Somnambule - Writing About Music

Eight Frozen Modules ~ Crumbling And Responding

The cover graphics depict post-apocalyptic scenes: a city burns, cars lie overturned and abandoned while a lone silhouette surveys the desolation from a blackened skyscraper. The back cover zooms out to show the centre of Los Angeles aflame though cars still dot the freeway as if in transit. Wish fulfilment, reportage or near-future prediction is unclear. It does seem, however, that interest in that city’s beleaguered inhabitants and its notorious gang warfare (as chronicled by John Singleton’s Boyz’n’The Hood and Mike Davis’s City Of Quartz) has waned. Al-Quaeda and its affiliates currently monopolise the world’s attention instead.

Crumbling And Responding is a busy, fairly shortlived slice of crunch and squelch. Its ten tracks tweak dirty electro, mashed hiphop, hectic breakcore and plasticised ambient to enjoyable effect. The music is frenetic, incessant and highly synthetic. There are exceptions – Lack Of Nursing plunges the listener into whistling cloudpools whose fringes buzz with electrical charge and Corteme wavers with the sort of chimes nobody would want for a doorbell. Occasionally voices rear up in tormented fashion as though trying to break free from invisible bonds. If You Only Knew concludes the project with hints of a deeper mystery than the frantic contortions that precede it: steely tones whirl and spiral as if emanating from the center of a deep vortex. Eight Frozen Modules seems to be asking ‘is this what lies behind everything?’ This sense of different levels of analysis (zoom, plan and landscape views) echoes the cover art’s differing perspectives.

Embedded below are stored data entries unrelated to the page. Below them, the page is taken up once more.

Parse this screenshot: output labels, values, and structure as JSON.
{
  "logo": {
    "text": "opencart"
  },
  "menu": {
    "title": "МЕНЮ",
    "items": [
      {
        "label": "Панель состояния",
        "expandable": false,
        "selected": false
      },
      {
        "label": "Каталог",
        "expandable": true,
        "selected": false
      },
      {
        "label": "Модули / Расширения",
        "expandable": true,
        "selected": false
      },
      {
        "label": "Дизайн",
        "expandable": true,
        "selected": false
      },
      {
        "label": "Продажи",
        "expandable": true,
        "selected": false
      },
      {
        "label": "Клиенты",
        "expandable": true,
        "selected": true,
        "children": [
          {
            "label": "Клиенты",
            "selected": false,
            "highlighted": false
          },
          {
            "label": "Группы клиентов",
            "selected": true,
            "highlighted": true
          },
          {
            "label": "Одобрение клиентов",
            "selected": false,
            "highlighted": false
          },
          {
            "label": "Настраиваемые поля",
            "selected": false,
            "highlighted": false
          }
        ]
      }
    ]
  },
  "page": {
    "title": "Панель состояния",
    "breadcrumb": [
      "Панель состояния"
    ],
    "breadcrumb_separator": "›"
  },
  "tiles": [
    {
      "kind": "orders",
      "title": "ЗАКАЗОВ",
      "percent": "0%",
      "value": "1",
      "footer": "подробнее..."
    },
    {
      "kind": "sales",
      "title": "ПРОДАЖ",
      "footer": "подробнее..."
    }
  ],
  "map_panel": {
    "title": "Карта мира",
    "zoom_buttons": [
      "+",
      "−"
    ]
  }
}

Perhaps the only disappointment presented by Crumbling And Responding is the relative lack of integration between the sleeve imagery and the titles and music. There’s something inherently fascinating about apocalypse, the breakdown of social order and the like as so many examples across every media attest. Otherwise, Eight Frozen Modules presents a sophisticated ride with more than enough event and texture to maintain attention.